Ken Wolski, Executive Director of the Coalition for Medical Marijuana of New Jersey, says the fact that only one medicinal pot center has opened - in Montclair - is nothing short of ridiculous.

"Absolutely terribly unfair - it's unconscionable really," says Wolski. "These are patients who have debilitating medical conditions and the state is making them wait… There are 18 states and the District of Columbia that have medical marijuana programs, and New Jersey is among the worst…All six alternative treatment centers should be open - there's no excuse for only having one alternative treatment center open. The law passed in January of 2010- that's 3 years ago."

He adds, "There's just no excuse for not having the 6 alternative treatment centers opened- as the law called for - 2 in the North, 2 in the Center and 2 in the Southern part of the state. It's just terrible for patients to have to go from Collingswood all the way up to Montclair just to get their medicine after waiting several months…The physician registry is just a boondoggle that less than 1 percent of the doctors in the state are taking part in, and thus, they're eliminating access for 99 percent of the patients in this state."

Wolski says, "The law allows for patients that have a diagnosis of less than a year to live to qualify for medical marijuana. But when you're waiting 3 months, or a couple of months for an ID card, and then 3 to 5 months to get medicine, that just doesn't work for a hospice patient. There needs to be some kind of expedited process for people who are dying…It's a dysfunctional program -the medical marijuana program is not functioning as the law intended."
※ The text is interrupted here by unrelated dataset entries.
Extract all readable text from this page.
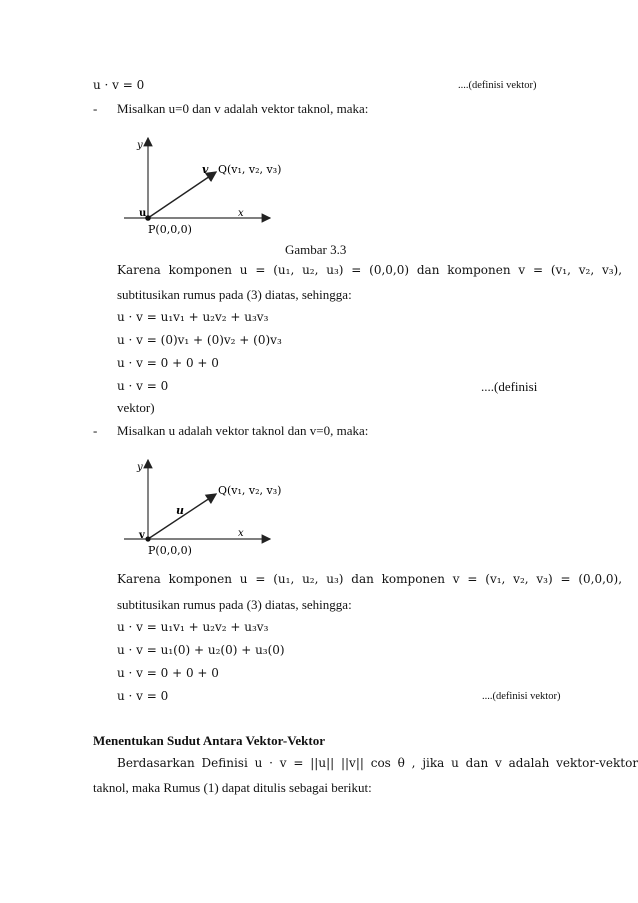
u · v = 0	....(definisi vektor)
- Misalkan u=0 dan v adalah vektor taknol, maka:
y
x
v
u
Q(v₁, v₂, v₃)
P(0,0,0)
Gambar 3.3
Karena komponen u = (u₁, u₂, u₃) = (0,0,0) dan komponen v = (v₁, v₂, v₃),
subtitusikan rumus pada (3) diatas, sehingga:
u · v = u₁v₁ + u₂v₂ + u₃v₃
u · v = (0)v₁ + (0)v₂ + (0)v₃
u · v = 0 + 0 + 0
u · v = 0	....(definisi
vektor)
- Misalkan u adalah vektor taknol dan v=0, maka:
y
x
u
v
Q(v₁, v₂, v₃)
P(0,0,0)
Karena komponen u = (u₁, u₂, u₃) dan komponen v = (v₁, v₂, v₃) = (0,0,0),
subtitusikan rumus pada (3) diatas, sehingga:
u · v = u₁v₁ + u₂v₂ + u₃v₃
u · v = u₁(0) + u₂(0) + u₃(0)
u · v = 0 + 0 + 0
u · v = 0	....(definisi vektor)
Menentukan Sudut Antara Vektor-Vektor
Berdasarkan Definisi u · v = ||u|| ||v|| cos θ , jika u dan v adalah vektor-vektor
taknol, maka Rumus (1) dapat ditulis sebagai berikut:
A request to interview New Jersey Department of Health Commissioner Mary O'Dowd was ignored, but a spokesperson issued a statement which says the facility in Montclair "has been open for two months. It's a new business; the first of its kind in the state. The Department is hopeful that as Greenleaf gains more experience in its new business, it will expand its hours. The Department has asked Greenleaf to see patients in the order in which they were approved to participate in the program. Four other Alternative Treatment Centers have locations. The Department is actively investigating the finances of those programs as well as the personal histories of its principals."